Bernie Goldbach in LIT-Clonmel | Image from Irisheyes | 344 words
I'M USING #mootieuk12 as a hashtag next week and if you're an educator, you might enjoy the flow of tweets. You can get those tweets in your newsreader if you like.
Over the past five years, Twitter has cloaked its RSS feeds, perhaps because a lot of Twitter's revenue model is tied to people seeing its front page. This means viewers find it difficult to track high-quality streams of information via their preferred methods. In my case, I like to use mobile newsreaders like Wonder Reader on my Nokia Lumia. The news-catching capability of that mobile reader is more responsive than waiting for a bog-standard mobile Twitter search result. Plus the information stays cached on my phone and that's handy when I'm in a dead zone.
I listen to hashtags of industry events and often jump onto the hashtags with my own ideas. Sometimes it looks as though I'm at the event. I've a standard listening post set up for #edchatie (the Monday evening Twitter chat for educators in Ireland) because it spawns interesting information throughout the week. And course hashtags also help keep things orderly for students who don't want the full-on firehose of Twitter sucking down their data credit.
This is exactly what I do. Whenever I use Twitter in a course, I follow the RSS feed of that hashtag with my desktop email client, which has a built-in RSS reader. I usePostBox, but this works just as easily in the open source Mozilla Thunderbird—or Google Reader for that matter. The tweets from my students come in and there they are, in my RSS inbox, permanently stored on my hard drive.
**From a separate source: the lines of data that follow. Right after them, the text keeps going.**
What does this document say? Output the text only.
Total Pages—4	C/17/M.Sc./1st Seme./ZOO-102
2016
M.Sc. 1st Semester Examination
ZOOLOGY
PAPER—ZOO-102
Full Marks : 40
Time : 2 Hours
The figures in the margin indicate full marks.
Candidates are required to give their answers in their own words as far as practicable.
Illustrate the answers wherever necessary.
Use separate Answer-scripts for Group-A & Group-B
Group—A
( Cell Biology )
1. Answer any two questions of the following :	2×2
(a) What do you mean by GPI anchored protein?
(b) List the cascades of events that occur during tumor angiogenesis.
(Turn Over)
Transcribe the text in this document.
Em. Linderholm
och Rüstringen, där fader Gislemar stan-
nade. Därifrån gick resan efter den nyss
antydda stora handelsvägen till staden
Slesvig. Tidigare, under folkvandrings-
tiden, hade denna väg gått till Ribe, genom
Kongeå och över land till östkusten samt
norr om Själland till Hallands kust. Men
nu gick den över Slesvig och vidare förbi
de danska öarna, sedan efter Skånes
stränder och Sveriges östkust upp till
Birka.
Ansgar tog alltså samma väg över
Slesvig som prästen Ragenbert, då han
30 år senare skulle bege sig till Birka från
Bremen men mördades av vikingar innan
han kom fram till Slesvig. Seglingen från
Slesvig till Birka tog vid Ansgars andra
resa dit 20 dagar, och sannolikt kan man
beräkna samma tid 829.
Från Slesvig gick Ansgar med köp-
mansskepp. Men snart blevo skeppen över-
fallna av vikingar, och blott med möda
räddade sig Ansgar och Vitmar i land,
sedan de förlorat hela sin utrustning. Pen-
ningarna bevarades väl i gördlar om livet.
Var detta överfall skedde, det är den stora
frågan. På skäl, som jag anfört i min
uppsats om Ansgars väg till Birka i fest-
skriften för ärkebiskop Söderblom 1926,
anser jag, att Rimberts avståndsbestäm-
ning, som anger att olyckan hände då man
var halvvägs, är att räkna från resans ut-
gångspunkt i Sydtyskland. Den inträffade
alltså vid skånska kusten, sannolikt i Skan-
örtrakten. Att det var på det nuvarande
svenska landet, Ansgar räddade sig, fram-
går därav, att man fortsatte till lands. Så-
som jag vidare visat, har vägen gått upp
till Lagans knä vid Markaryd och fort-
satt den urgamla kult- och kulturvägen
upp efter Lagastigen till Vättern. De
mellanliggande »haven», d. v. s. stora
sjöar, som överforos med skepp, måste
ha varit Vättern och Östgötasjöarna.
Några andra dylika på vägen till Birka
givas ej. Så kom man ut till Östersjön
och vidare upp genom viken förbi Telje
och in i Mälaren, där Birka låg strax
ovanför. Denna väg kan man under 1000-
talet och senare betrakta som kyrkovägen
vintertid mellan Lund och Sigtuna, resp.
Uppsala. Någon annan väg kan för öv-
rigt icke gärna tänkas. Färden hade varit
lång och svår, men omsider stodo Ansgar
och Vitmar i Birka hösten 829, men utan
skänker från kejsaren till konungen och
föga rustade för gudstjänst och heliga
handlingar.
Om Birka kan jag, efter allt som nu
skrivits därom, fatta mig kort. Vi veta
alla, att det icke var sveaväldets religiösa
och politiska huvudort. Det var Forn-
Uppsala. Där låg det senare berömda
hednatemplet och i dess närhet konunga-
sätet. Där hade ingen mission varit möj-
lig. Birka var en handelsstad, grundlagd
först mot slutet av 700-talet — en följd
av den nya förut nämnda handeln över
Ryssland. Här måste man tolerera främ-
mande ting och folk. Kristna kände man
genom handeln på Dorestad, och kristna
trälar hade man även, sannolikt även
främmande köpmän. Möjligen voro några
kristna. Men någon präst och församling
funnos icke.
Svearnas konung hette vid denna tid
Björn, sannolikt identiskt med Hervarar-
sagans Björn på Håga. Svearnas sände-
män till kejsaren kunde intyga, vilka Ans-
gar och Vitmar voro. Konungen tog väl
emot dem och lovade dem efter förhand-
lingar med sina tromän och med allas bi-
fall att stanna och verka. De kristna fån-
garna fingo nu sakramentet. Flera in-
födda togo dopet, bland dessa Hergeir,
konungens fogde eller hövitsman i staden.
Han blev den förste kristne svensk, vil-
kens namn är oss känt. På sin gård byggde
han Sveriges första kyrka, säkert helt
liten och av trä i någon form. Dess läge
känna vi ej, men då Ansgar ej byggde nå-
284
Unlike a Twitter archiving service like TwapperKeeper, the RSS results include a link back to the original tweet. And, depending on your RSS reader, they’re incredibly searchable.
A big thanks to academic librarian Valerie Forrestal for sharing a simple way to produce RSS feeds for any Twitter search result ( i.e. hashtags or for exceptionally chatty but not witty Twitter superstars). Her cheat sheet offers this formula:
http://search.twitter.com/search.atom?q=%23hashtag
For the 2012 Moodle Moot in Ireland, the tag is:
Note that the “%23″ is the web's equivalent of the hashtag itself.